Es erscheint sinnvoll, erst einmal zu unterscheiden, welche Gebäudetypen in welcher Form (Einfamilien/Mehrfamilien/Komplexe) und Lage (dörflich, kleinstädtisch, Großstadt, Hip/Flop etc.) Immobilien bereits Probleme darstellen oder in Zukunft darstellen werden. In Frankfurt/M., nahe des Messegeländes, und damit sehr urban gelegen, entstehen gerade im sogenannten Europaviertel "moderne" Wohnmaschinen in Form von recht teuren Eigentumswohnungsanlagen. Das Viertel wirkt heute schon merkwürdig anonym und man mag sich kaum vorstellen, nachts hier alleine und zu Fuß unterwegs zu sein. Ein Gebäude-TÜV würde hier nur grüne Haken setzen (ist ja alles neu, ganz nach Vorschrift und auch noch im Einklang mit aktuellen energetischen Vorgaben). Trotzdem wage ich die Prognose, dass sich das Viertel bereits in 10 Jahren als Problem behaftet darstellen wird und in zwanzig Jahren massiven Handlungsbedarf zeigt.

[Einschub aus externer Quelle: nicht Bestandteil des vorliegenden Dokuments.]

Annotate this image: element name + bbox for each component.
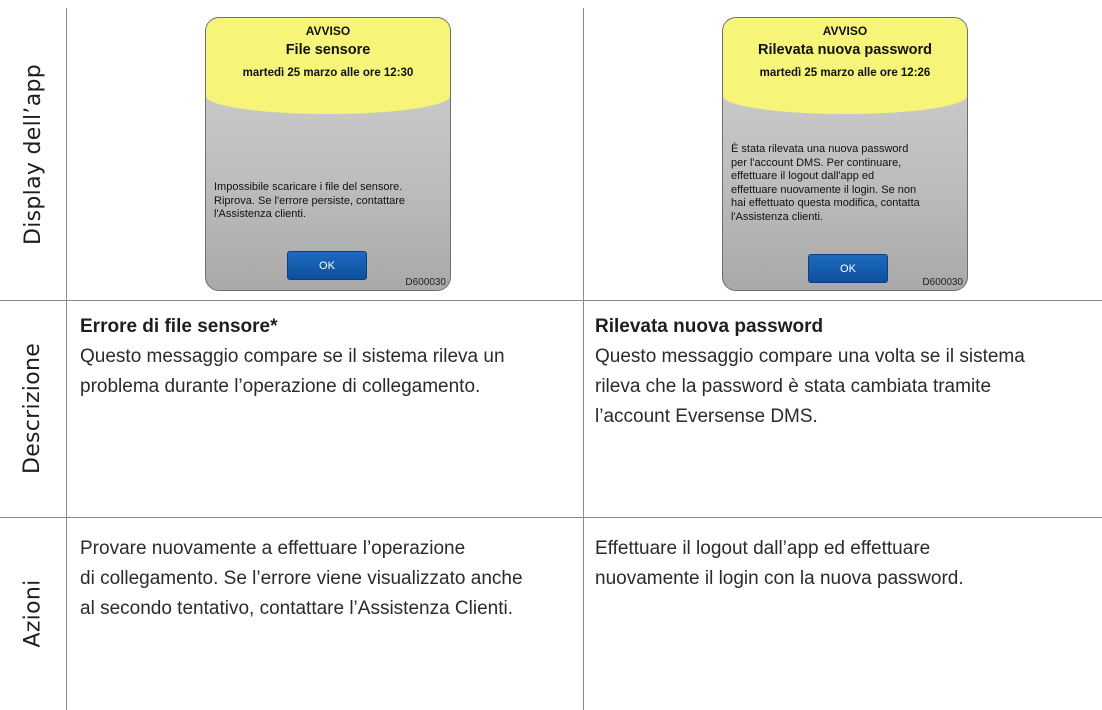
dialog-message: È stata rilevata una nuova password per … — [731, 143, 959, 224]
description-line: Questo messaggio compare se il sistema r… — [80, 346, 505, 367]
dialog-ok-button[interactable]: OK — [287, 251, 367, 280]
actions-line: al secondo tentativo, contattare l’Assis… — [80, 598, 514, 619]
dialog-message-line: effettuare il logout dall'app ed — [731, 170, 875, 182]
actions-cell-left: Provare nuovamente a effettuare l’operaz… — [80, 534, 575, 624]
actions-line: Provare nuovamente a effettuare l’operaz… — [80, 538, 466, 559]
row-label-description: Descrizione — [0, 300, 66, 517]
description-title: Errore di file sensore* — [80, 316, 278, 337]
actions-line: nuovamente il login con la nuova passwor… — [595, 568, 964, 589]
figure-code: D600030 — [922, 277, 963, 288]
dialog-header-label: AVVISO — [305, 24, 351, 38]
dialog-message-line: hai effettuato questa modifica, contatta — [731, 197, 920, 209]
figure-code: D600030 — [405, 277, 446, 288]
row-label-description-text: Descrizione — [20, 342, 46, 475]
description-cell-right: Rilevata nuova password Questo messaggio… — [595, 312, 1090, 432]
actions-line: Effettuare il logout dall’app ed effettu… — [595, 538, 931, 559]
column-divider-label — [66, 8, 67, 710]
actions-cell-right: Effettuare il logout dall’app ed effettu… — [595, 534, 1090, 594]
row-divider-1 — [0, 300, 1102, 301]
row-label-actions: Azioni — [0, 517, 66, 710]
column-divider-middle — [583, 8, 584, 710]
dialog-message-line: Riprova. Se l'errore persiste, contattar… — [214, 194, 406, 207]
dialog-message-line: effettuare nuovamente il login. Se non — [731, 183, 917, 196]
row-label-actions-text: Azioni — [20, 579, 46, 648]
row-divider-2 — [0, 517, 1102, 518]
row-label-display-text: Display dell’app — [20, 63, 46, 245]
dialog-date: martedì 25 marzo alle ore 12:30 — [242, 67, 414, 79]
dialog-message-line: l'Assistenza clienti. — [731, 210, 823, 223]
description-line: rileva che la password è stata cambiata … — [595, 376, 992, 397]
dialog-title: File sensore — [285, 42, 371, 58]
dialog-message-line: per l'account DMS. Per continuare, — [731, 156, 902, 169]
dialog-header-label: AVVISO — [822, 24, 868, 38]
dialog-message-line: Impossibile scaricare i file del sensore… — [214, 181, 403, 193]
dialog-message: Impossibile scaricare i file del sensore… — [214, 181, 442, 222]
description-line: Questo messaggio compare una volta se il… — [595, 346, 1025, 367]
description-line: l’account Eversense DMS. — [595, 406, 818, 427]
row-label-display: Display dell’app — [0, 8, 66, 300]
dialog-ok-button[interactable]: OK — [808, 254, 888, 283]
description-line: problema durante l’operazione di collega… — [80, 376, 481, 397]
dialog-date: martedì 25 marzo alle ore 12:26 — [759, 67, 931, 79]
dialog-message-line: È stata rilevata una nuova password — [731, 143, 909, 155]
dialog-message-line: l'Assistenza clienti. — [214, 208, 306, 220]
app-dialog-sensor-file: AVVISO File sensore martedì 25 marzo all… — [205, 17, 451, 291]
instruction-table: Display dell’app Descrizione Azioni AVVI… — [0, 0, 1102, 710]
actions-line: di collegamento. Se l’errore viene visua… — [80, 568, 523, 589]
app-dialog-new-password: AVVISO Rilevata nuova password martedì 2… — [722, 17, 968, 291]
dialog-title: Rilevata nuova password — [757, 42, 933, 58]
description-title: Rilevata nuova password — [595, 316, 824, 337]
description-cell-left: Errore di file sensore* Questo messaggio… — [80, 312, 575, 402]
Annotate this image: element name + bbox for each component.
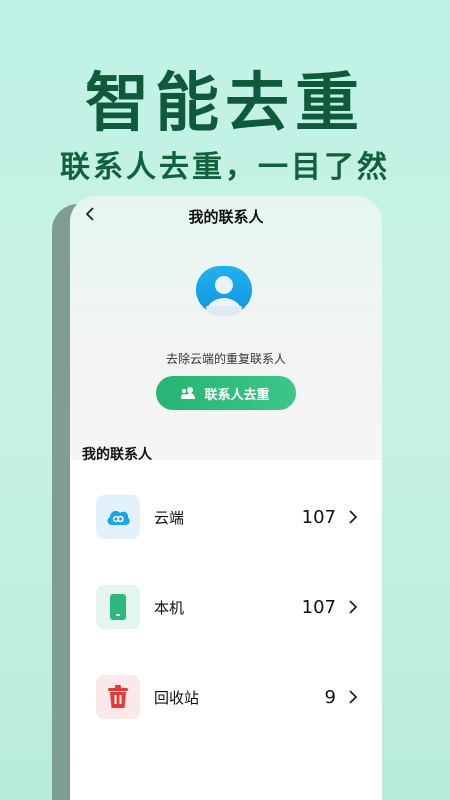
- hero-title: 智能去重: [85, 67, 365, 141]
- list-item-recycle-bin[interactable]: 回收站 9: [96, 674, 358, 720]
- chevron-right-icon: [349, 600, 358, 614]
- list-item-label: 云端: [154, 508, 185, 527]
- users-icon: [181, 387, 198, 399]
- list-item-label: 回收站: [154, 688, 200, 707]
- page-title: 我的联系人: [188, 208, 264, 226]
- list-item-local[interactable]: 本机 107: [96, 584, 358, 630]
- cloud-icon: [96, 495, 140, 539]
- chevron-right-icon: [349, 690, 358, 704]
- list-item-count: 107: [301, 506, 336, 528]
- section-title: 我的联系人: [82, 447, 152, 463]
- chevron-right-icon: [349, 510, 358, 524]
- phone-screen: 我的联系人 去除云端的重复联系人 联系人去重 我的联系人 云端 107 本机 1…: [70, 196, 382, 800]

Ich möchte mit diesem Beispiel die Aufmerksamkeit ein wenig darauf lenken, dass Immobilien keinen Selbstzweck darstellen, sondern ausschließlich ihren Stellenwert - und damit auch ihren materiellen Wert - dadurch erhalten, dass Menschen damit einen Nutzen - auch einen potenziellen - verbinden, wollen und auch müssen.
Wir leben in einer Gesellschaft, die eine immer größer werdende Facettierung von Lebensumständen und Lebensstilen hervorbringt, die unmittelbare Reflektion in nachgefragtem oder nicht nachgefragtem Wohnraum, ja durchaus auch gewerblichen Räumen, finden. Abgewirtschaftete und herunter gekommene Bausubstanz entsteht immer dort, wo es zuvor niemandem (Besitzern und Mietern) attraktiv genug erschien, seine Nachfrage aktiv zu platzieren. Kommunalverwaltungen haben bisher viel zu gerne in Neubauflächen "investiert", als sich mit der vorhandenen Bausubstanz aktiv auseinander zu setzen. Viele Dorf-/Stadtkerne bröckeln förmlich vor sich hin und zwar ohne, dass hier Großinvestoren involviert wären, die Richtung Abrissgenehmigung steuern würden, um dann lukratives Neubauen anzustreben. Natürlich haben Großstädte, in denen es eine starke Nachfrage nach kostengünstigem Wohnraum in möglichst zentraler Lage gibt, scheinbar hier eine andere Situation. Aber nur vordergründig betrachtet. Es ist zwar nachvollziehbar, dass jeder Marktteilnehmer versucht, optimalste Konditionen für sich zu realisieren, das gilt aber gleichermaßen für Individuen genauso, wie für Institutionen jeder Art.
Nocheinmal möchte ich das Rhein-Main-Gebiet als Beispiel einbringen. Von Hanau/Offenbach im Osten bis Wiesbaden/Rüdesheim im Westen, von Darmstadt/Heppenheim im Süden, bis Limburg/Wetzlar im Norden finden wir extrem unterschiedliche Situationen vor. Frankfurt möchte aus Imagegründen endlich den 700.000 Einwohner begrüßen und baut "was das Zeug hält" (und meines Erachtens völlig blind darauf los). Wiesbaden gibt sich "fein" und steht mehr auf dem Standpunkt, dass man es sich schon leisten können muß, hier zu wohnen. Darmstadt verfolgt sein Ideal als doch eigentlich ganz unabhängige "Metropole", die nicht wirklich mit dem Rest etwas zu tun hat und Offenbach versucht sich gegen den ungebliebten Frankfurter Nachbarn von seinem Schmuddel- hin zu einem Hipp-Standort zu mausern. Dazwischen kämpft jede einzelne Kommune gegen den Rest und dies spiegelt sich unmittelbar in der Beliebtheit, der Nachfrage und damit dem (temporären) Preis-Leistungsverhältnis des angebotenen und nachgefragten Immobilienbestandes. Das Intermezzo spielt sich auf einer Fläche ab, die insgesamt in Hinblick auf die Ausdehnung von wirklichen Metropolen immer noch als Winzling betrachtet werden muss. Echte Koordination? NULL! Auswirkungen? Gravierend! Kann da ein GebäudeTÜV helfen? Nein!